To set the maximum number of days that can elapse before a user must change his or her password, use the passwd(1) command with the following syntax:

passwd -x max  name

where max is the maximum number of days the password is valid for the user name. For example, this command forces user alice to change her password every two weeks (14 days):

passwd -x 14 alice

If you set max to 0, the user must change her password when she next logs in, but thereafter password aging is not in effect for her. If you set -x to -1, password aging is turned off immediately for that user.

You can also set the minimum time that must elapse before users are allowed to change their passwords. This is useful to prevent users from changing their passwords, then changing them back to their old passwords immediately. For example:

passwd -x 14 -n 7 ralph

This forces user ralph to change his password every fourteen days and prevents him from changing it more frequently than once every seven days. Note that if you set the minimum value greater than the maximum value, the user may not ever change his or her password.

To force users to change their passwords immediately, use the -f option. For example:

passwd -f trixie

Using Password Aging Manually

Another way to enforce password aging is to edit the /etc/passwd file and insert the appropriate information after the password fields in the desired account entries.

Password aging information is appended to the encrypted password field in the /etc/passwd file. The password aging information consists of a comma and up to four bytes (characters) in the format:

,Mmww

The meaning of these fields is as follows:

,: The comma separates the password and the aging information.
M: The Maximum duration of the password.
m: The minimum time interval before the existing password can be changed by the user.
ww: The week (counted from the beginning of 1970) when the password was last changed and two characters, ww, are used. You do not enter this information. The system automatically adds these characters to the password aging information.

All times are specified in weeks (0 through 63) by a 64-character alphabet. The following chart shows the relationship between the numerical values and character codes. Any of the character codes can be used in the four fields of the password aging information. Table 4-1 lists the password aging codes and their meanings.

Password Aging Character Codes
Character Number of Weeks
. (period) 0 (zero)
/ (slash) 1
0 through 9 2 through 11
A through Z 12 through 37
a through z 38 through 63

Password Aging Character Codes
Character	Number of Weeks
. (period)	0 (zero)
/ (slash)	1
0 through 9	2 through 11
A through Z	12 through 37
a through z	38 through 63

Two special cases apply for the character codes:

If M and m are equal to zero, the user is forced to change the password at the next login.
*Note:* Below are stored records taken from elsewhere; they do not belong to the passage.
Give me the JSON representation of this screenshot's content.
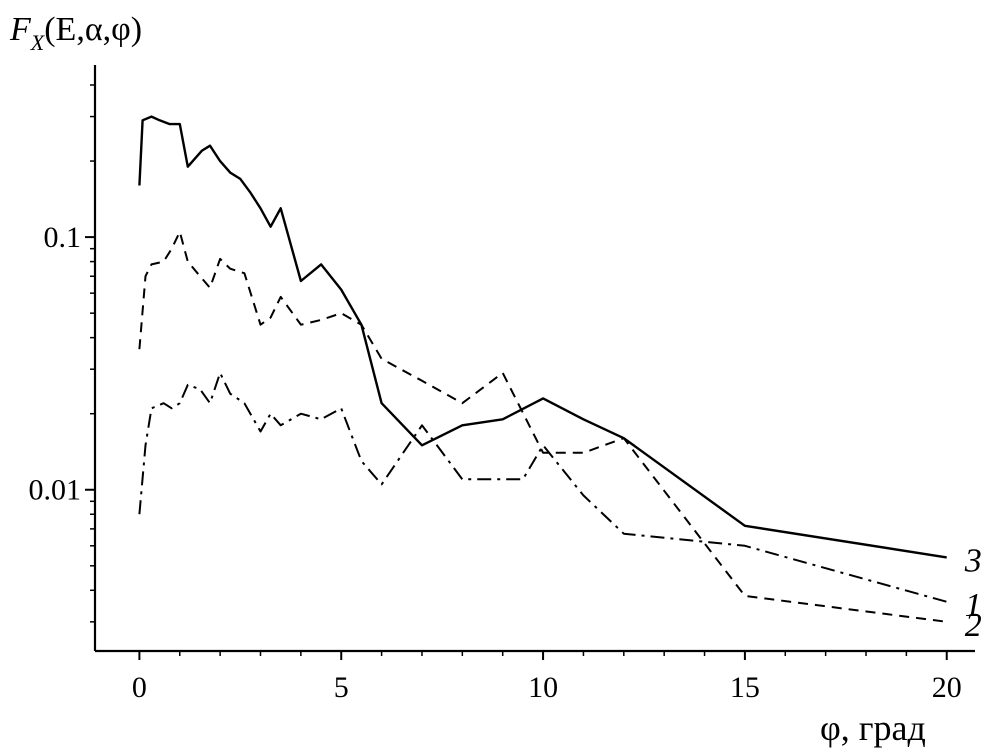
{
  "chart_data": {
    "type": "line",
    "ylabel": {
      "letter": "F",
      "sub": "X",
      "rest": "(E,α,φ)"
    },
    "xlabel": "φ, град",
    "xlim": [
      -1.1,
      20.7
    ],
    "ylim": [
      0.0023,
      0.48
    ],
    "yscale": "log",
    "grid": false,
    "xticks": [
      0,
      5,
      10,
      15,
      20
    ],
    "xtick_labels": [
      "0",
      "5",
      "10",
      "15",
      "20"
    ],
    "yticks": [
      0.1,
      0.01
    ],
    "ytick_labels": [
      "0.1",
      "0.01"
    ],
    "series": [
      {
        "name": "3",
        "style": "solid",
        "x": [
          0,
          0.08,
          0.3,
          0.5,
          0.75,
          1.0,
          1.2,
          1.55,
          1.75,
          2.0,
          2.25,
          2.5,
          2.75,
          3.0,
          3.25,
          3.5,
          4.0,
          4.5,
          5.0,
          5.5,
          6.0,
          7.0,
          8.0,
          9.0,
          10.0,
          11.0,
          12.0,
          15.0,
          20.0
        ],
        "y": [
          0.16,
          0.29,
          0.3,
          0.29,
          0.28,
          0.28,
          0.19,
          0.22,
          0.23,
          0.2,
          0.18,
          0.17,
          0.15,
          0.13,
          0.11,
          0.13,
          0.067,
          0.078,
          0.062,
          0.045,
          0.022,
          0.015,
          0.018,
          0.019,
          0.023,
          0.019,
          0.016,
          0.0072,
          0.0054
        ]
      },
      {
        "name": "1",
        "style": "dashdot",
        "x": [
          0,
          0.15,
          0.3,
          0.6,
          0.8,
          1.0,
          1.2,
          1.5,
          1.75,
          2.0,
          2.25,
          2.6,
          3.0,
          3.25,
          3.5,
          4.0,
          4.5,
          5.0,
          5.5,
          6.0,
          7.0,
          8.0,
          9.0,
          9.5,
          10.0,
          11.0,
          12.0,
          15.0,
          20.0
        ],
        "y": [
          0.008,
          0.015,
          0.021,
          0.022,
          0.021,
          0.022,
          0.026,
          0.025,
          0.022,
          0.029,
          0.024,
          0.022,
          0.017,
          0.02,
          0.018,
          0.02,
          0.019,
          0.021,
          0.013,
          0.0105,
          0.018,
          0.011,
          0.011,
          0.011,
          0.015,
          0.0095,
          0.0067,
          0.006,
          0.0036
        ]
      },
      {
        "name": "2",
        "style": "dashed",
        "x": [
          0,
          0.15,
          0.3,
          0.6,
          0.8,
          1.0,
          1.2,
          1.5,
          1.75,
          2.0,
          2.25,
          2.6,
          3.0,
          3.25,
          3.5,
          4.0,
          4.5,
          5.0,
          5.5,
          6.0,
          7.0,
          8.0,
          9.0,
          10.0,
          11.0,
          12.0,
          15.0,
          20.0
        ],
        "y": [
          0.036,
          0.07,
          0.078,
          0.08,
          0.09,
          0.105,
          0.08,
          0.07,
          0.063,
          0.082,
          0.075,
          0.072,
          0.045,
          0.048,
          0.058,
          0.045,
          0.047,
          0.05,
          0.045,
          0.033,
          0.027,
          0.022,
          0.029,
          0.014,
          0.014,
          0.016,
          0.0038,
          0.003
        ]
      }
    ],
    "series_label_positions": [
      "end",
      "end",
      "end"
    ]
  }
}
No further password aging is then applied to that login account.
If m is greater than M, only root is able to change the password for that login account.

The following example shows the password aging information required to establish a new password every two weeks (0) and to deny changing the new password for one week (/) for user ralph:

ralph:RSOE2m.E,0/:100:1:Ralph P. Cramden:/usr/people/ralph:

After ralph's first login following the change, the system automatically adds the two-character, "last-time-changed" information to the password field:

ralph:RSOE2m.E,0/W9:100:1:Ralph P. Cramden:/usr/people/ralph:

In this example, ralph changed his password in week W9. To force ralph to change his password at the next login (and to cause this only once), you can add the code ,.. to the password field:

ralph:RSOE2m.E,..:100:1:Ralph P. Cramden:/usr/people/ralph:

After ralph changes his password, the system automatically removes the aging code (,..) from the password field. To prevent ralph from changing his password, use the code ,./. Edit the /etc/passwd file and add a comma, period, and slash to the password field:

ralph:RSOE2m.E,./:100:1:Ralph P. Cramden:/usr/people/ralph:

Now only root can change the password for the ralph account. If ralph tries to change the password, he sees the message permission denied.